Pertama, Upayakan untuk mengurangi Intervensi pemerintah di halaman Al-Azhar. Sudah menjadi rahasia umum, bahwa selama ini kurikulum Al-Azhar sedikit diatur oleh pemerintah, seperti, Materi Juz hafalan Al-Qur'an yang dikurangi, sejumlah materi pelajaran juga tidak boleh diajarkan dll.

Nyatanya lagi, dalam struktur pengurus Lembaga Al-Azhar, keterlibatan pemerintah Mubarok terlihat sangat dipaksakan sekali. Asrama mahasiswa Asing (dulu saya pernah tinggal di sini) yang dulunya selalu dipimpin oleh non militer, ketika saya di sana dan mungkin sampai saat ini, dipimpin oleh Jebolan Militer. Tak heran beberapa kebijakan pimpinan ini banyak tidak sesuai dengan kehendak Mahasiswa, bahkan kabarnya beberapa bulan lalu sempat di demo oleh anak-anak di asrama mahasiswa asing itu.

Akibat dari intervensi ini, Kharisma Al-Azhar sebagai lembaga yang dulu pernah menjadi kiblat keilmuan islam dan kejernihan ajarannya memudar. Sampai orang-orang local mesir juga sekarang banyak yang tidak mempercayai Al-Azhar sebagai lembaga Islam yang murni berjuang memajukan islam, tapi isunya malah "Al-Azhar sebagai kepanjangan tangan dari pemerintahan".
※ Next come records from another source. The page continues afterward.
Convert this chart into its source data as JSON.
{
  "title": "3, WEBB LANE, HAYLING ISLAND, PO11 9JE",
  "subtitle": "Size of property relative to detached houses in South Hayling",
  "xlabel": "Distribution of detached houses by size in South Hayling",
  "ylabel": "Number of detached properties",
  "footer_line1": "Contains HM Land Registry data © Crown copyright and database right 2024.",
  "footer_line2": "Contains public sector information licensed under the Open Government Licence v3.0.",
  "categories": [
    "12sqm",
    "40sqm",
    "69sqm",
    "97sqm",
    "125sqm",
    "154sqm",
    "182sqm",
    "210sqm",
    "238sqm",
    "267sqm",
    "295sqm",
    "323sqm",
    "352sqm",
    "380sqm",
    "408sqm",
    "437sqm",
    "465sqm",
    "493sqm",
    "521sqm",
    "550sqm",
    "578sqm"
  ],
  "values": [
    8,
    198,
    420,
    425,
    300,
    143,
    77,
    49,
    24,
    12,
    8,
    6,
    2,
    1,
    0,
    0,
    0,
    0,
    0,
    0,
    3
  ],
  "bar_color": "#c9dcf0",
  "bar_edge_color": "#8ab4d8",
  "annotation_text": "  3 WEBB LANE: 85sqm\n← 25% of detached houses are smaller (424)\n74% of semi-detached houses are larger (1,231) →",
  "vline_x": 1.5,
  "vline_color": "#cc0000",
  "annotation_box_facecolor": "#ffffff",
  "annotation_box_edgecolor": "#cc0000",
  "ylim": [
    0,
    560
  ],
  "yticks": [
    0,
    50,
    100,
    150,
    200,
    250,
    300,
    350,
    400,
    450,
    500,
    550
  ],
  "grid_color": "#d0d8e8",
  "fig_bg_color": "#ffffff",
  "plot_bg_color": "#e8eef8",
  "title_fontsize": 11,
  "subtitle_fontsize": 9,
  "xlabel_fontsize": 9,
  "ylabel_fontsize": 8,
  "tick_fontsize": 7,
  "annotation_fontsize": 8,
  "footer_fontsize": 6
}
Memang, kalau saya perhatikan, sebetulnya Al-Azhar dalam dilema, disatu sisi lembaga tertua ini harus independent dengan program-progamnya, tapi di sisi lain, pemerintah terus mengawasi, kalau ada kebijakan Al-Azhar yang tidak sejalan dengan kebijakan pemerintah, maka kebijakan Al-Azhar itu dihapus, meskipun itu lebih benar dalam konteks Al-Azhar.
Ada wacana, bahwa intervensi pemerintah mesir terhadap Al-Azhar adalah untuk mengurangi pengaruh Al-Azhar terhadap rakyat mesir, yang dulunya rakyat lebih percaya ke lembaga ini, bukan pada pemerintah.
Wacana lainnya, adalah tekanan pemerintah Amerika serikat kepada mesir untuk mengurangi pengaruh islam di negeri seribu menara itu. Hal ini bukan tidak mungkin sebenarnya, melihat selama ini, memang sukutu dekat Amerika.

Kedua, harapan untuk mepertahankan sikap tasammuh dan dialog keagamaan Al-Azhar yang selama ini sering kampanyekan oleh Al-marhum Syiekh thantawi. Upaya ini juga efektif di bawah pimpinan Syeikh Thantawi tapi kurang gregetnya. Apalagi Syeikh thayib lulusan sorbone, beliau seharusnya mempunyai peta yang lebih punya greget bagaimana bisa efektif mendialogkan islam dengan dunia, khusnya menghilangkan stigma negative barat terhadap islam selama ini.